The United States tends to have an unspoken policy where more refugees and asylees are permitted to remain within U.S. borders so long as their country of origin has ideologies which disagree with the United States’. In that case, why is the United States choosing to take so many less refugees?
Many argue that the United States simply does not have the resources to resettle the sheer amount of refugees who have fled their home countries. However, those individuals fail to remember that refugees are not incapable of being great additions to the American economy. According to the Washington Post, in one case, “over the course of a decade, refugees created at least 38 new businesses in the Cleveland area alone.”
While it is difficult for refugees to resettle and find jobs in their new environments, the process would be expedited if U.S. policy were more lenient. Refugees lose their families and their networks are decimated in the horrors of fleeing persecution. When refugees resettle, they often do not know people in the area and therefore, cannot tap their networks for resources. On top of the burden of culture shock and loneliness, refugees are forced to go through many screening services. The screening services that refugees endure often have many flaws including language barriers causing refugees more stress. America’s duty is to be a firm but welcoming host to individuals who have fled countries terrorizing their own people.

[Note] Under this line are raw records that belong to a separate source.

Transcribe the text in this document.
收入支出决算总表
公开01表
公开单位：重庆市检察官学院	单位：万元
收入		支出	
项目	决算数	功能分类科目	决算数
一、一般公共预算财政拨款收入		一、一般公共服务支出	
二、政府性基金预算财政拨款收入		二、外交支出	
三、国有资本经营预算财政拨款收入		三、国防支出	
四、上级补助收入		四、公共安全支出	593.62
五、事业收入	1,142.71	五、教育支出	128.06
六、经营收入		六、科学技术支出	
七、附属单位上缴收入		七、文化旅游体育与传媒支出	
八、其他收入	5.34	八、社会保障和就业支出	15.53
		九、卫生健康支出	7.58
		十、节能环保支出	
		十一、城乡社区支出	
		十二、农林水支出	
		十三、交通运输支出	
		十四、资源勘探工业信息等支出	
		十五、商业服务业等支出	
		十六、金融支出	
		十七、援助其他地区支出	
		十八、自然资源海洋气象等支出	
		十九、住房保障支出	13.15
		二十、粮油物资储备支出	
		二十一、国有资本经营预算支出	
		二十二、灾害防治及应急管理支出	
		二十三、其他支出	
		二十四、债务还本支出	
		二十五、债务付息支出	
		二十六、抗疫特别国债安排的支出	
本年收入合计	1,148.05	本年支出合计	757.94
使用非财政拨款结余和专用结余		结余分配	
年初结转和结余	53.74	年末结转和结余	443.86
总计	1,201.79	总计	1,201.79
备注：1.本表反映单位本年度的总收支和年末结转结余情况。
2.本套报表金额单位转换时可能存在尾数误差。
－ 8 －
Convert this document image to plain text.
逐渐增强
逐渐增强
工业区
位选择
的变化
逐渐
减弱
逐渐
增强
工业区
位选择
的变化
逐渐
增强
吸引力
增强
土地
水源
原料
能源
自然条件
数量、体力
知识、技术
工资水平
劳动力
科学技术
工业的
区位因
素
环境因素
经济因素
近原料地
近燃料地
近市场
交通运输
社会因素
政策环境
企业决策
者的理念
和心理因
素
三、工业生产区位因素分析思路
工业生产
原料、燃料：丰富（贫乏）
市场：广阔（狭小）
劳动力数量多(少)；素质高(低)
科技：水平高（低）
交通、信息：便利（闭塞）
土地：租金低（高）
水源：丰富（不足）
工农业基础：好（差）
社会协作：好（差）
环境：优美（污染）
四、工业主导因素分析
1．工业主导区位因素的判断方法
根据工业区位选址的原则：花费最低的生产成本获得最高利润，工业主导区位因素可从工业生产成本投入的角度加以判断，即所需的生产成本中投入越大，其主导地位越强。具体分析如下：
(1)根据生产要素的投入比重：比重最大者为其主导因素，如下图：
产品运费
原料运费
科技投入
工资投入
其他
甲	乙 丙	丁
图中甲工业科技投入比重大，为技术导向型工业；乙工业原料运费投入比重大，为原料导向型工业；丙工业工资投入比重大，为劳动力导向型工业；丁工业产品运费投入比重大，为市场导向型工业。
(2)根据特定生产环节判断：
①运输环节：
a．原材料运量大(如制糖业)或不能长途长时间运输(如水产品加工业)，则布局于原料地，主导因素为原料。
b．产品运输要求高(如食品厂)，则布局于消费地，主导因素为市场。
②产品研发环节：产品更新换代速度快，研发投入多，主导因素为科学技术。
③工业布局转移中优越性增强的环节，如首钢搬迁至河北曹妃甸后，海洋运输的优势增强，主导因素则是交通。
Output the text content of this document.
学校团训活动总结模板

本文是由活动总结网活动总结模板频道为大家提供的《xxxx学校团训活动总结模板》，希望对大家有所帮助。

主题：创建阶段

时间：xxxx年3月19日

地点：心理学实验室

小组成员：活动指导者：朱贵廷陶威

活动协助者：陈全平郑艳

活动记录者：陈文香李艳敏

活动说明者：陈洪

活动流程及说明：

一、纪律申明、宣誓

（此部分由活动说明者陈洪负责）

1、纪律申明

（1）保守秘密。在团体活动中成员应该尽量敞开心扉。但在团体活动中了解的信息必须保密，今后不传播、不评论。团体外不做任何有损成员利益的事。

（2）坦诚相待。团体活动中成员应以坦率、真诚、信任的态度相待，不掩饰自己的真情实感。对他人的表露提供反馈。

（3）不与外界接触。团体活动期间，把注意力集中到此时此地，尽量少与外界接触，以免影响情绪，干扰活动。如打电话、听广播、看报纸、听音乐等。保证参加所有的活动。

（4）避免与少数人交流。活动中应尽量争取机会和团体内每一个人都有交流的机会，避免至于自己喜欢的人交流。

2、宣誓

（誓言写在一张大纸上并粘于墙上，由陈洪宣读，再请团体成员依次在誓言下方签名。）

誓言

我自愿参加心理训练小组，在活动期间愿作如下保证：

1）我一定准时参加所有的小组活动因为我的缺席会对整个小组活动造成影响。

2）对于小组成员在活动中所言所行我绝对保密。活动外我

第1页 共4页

Making the vetting process better adapted to the needs of refugees would improve their resettlement process remarkably.
America does have a status to uphold but its consistently boasts itself as one of the greatest and most powerful countries. The United States are leaders and need to set an example for other countries, particularly if the United States is to expect other countries to help in the refugee crisis. After all, if the U.S. is to brag about being the land of the free, they must do their part in protecting the freedoms of all individuals, especially those who are in dire need because they face persecution.